02 Febbraio 2021, 11:20
3 min di lettura
PALERMO – Matteo Messina Denaro si è inabissato, ma “continua a ricomparire periodicamente per impartire regole di comportamento ai suoi sodali, per risolvere questioni di interesse dell’organizzazione criminale e per nominare ovvero rimuovere i vertici delle diverse articolazioni mafiose siciliane”.
Nel blitz che ha portato al fermo di 23 persone (in realtà sono ventuno perché Messina Denaro resta latitante e Giuseppe Falsone era già in carcere) aggiorna al 2020 l’anno in cui il latitante di Castelvetrano sarebbe intervenuto nelle dinamiche di Cosa Nostra. Sono altri a riferirlo, resta da capire se millantano oppure sono davvero informati. A differenza di altre volte gli investigatori prendono sul serio il contenuto della frasi intercettate.
Il primo riferimento al capomafia di Castelvetrano emerge da un’intercettazione del 2 maggio 2019 all’interno dello studio legale dell’avvocata Anna Porcello. A parlare sono Giancarlo Buggea, uomo d’onore di Canicattì e Simone Castello di Villabate, che in passato è stato uno dei posti di Bernardo Provenzano. Discutono di un grosso affare che deve coinvolgere anche la famiglia americana dei Gambino.
Buggea e Castello ad un certo punto scelgono di non parlare e iniziano a scrivere su un foglio di carta. Buggea, però, sussurra il nome del latitante: “Messina Denaro… iddu… la mamma del nipote che è di qua… è mia commare… hanno sequestrato tutti i telegrammi mandati dalla posta di Canicattì… per vedere… per capire…”.

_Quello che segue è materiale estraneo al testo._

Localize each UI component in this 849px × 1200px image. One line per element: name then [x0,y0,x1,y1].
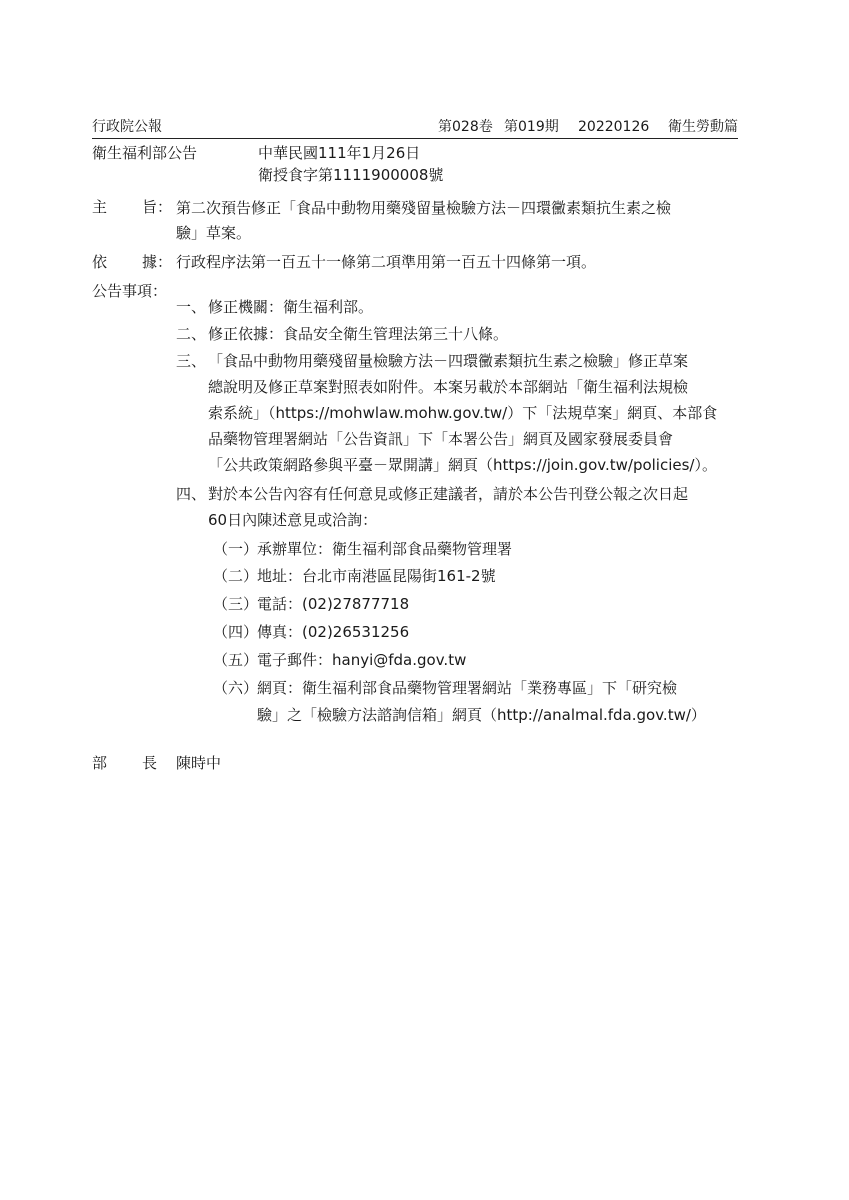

Il coinvolgimento di Messina Denaro si fa più esplicito il 13 gennaio
2020. I due interlocutori sono Buggeta e lo stiddaro Antonino Chiazza. Hanno in programma di esautorare l’anziano boss di Canicattì, Calogero Di Caro. Per farlo sanno di avere bisogno del via libera di Messina Denaro che può essere informato attraverso un canale riservato di comunicazione. Gli riconoscono il potere di incidere anche nelle decisioni delle altre province. “… e quelli di Trapani lo sanno dov’è?”, chiede Chiazza. Buggea è chiaro: “Minchia, non lo sanno? Lo sanno… sua madre, non ti ricordi che…”. L’audio è disturbato. Si sente Chiazza aggiungere che “noialtri con Matteo glielo dovremmo dire… ci volevano altri due che ci andavano…”.
Sarebbe dunque una donna a potere attivare il canale di comunicazione? Secondo gli investigatori, dovrebbe trattarsi di Maria Insalaco, la madre di Luca Bellomo, nipote di Messina Denaro (è il marito di Lorenza Guttadauro). Solo che la donna è deceduta ad aprile 2019.
Non è tutto. L’11 febbraio c’è un’ulteriore conversazione ancora più chiara. Buggea dice a Chiazza di sapere chi si occupa della gestione del latitante. “Io lo so chi lo porta, io lo so chi lo porta”. Buggea può sfruttare il canale, anche se si rammarica di non avere avuto “l’onore e manco il piacere” di conoscere il latitante.
Addirittura Buggea riporta il volere di Messina Denaro, che ha saputo da terze persone: “… ascolta, vedi che… panza all’aria… (soprannome, ndr) ti posso dire una cosa? L’ho chiamato in questi giorni, gli ho detto… e lui era qua a Canicattì! E tutti già ci stavano… me lo hanno detto a me… dice che c’erano chiacchiere con Matteo Messina Denaro, dice che non vuole… i carabinieri e la polizia”. E prosegue parlando di un affare che vedrebbe interessato il latitante. Chiazza ascoltando queste parole riconosce il “carisma” del suo interlocutore. Buggea millanta o sa davvero chi protegge l’imprendibile latitante. Una cosa è sicura: se c’è traccia di tutto ciò nelle carte giudiziarie vuol dire che la pista non ha portato a nulla.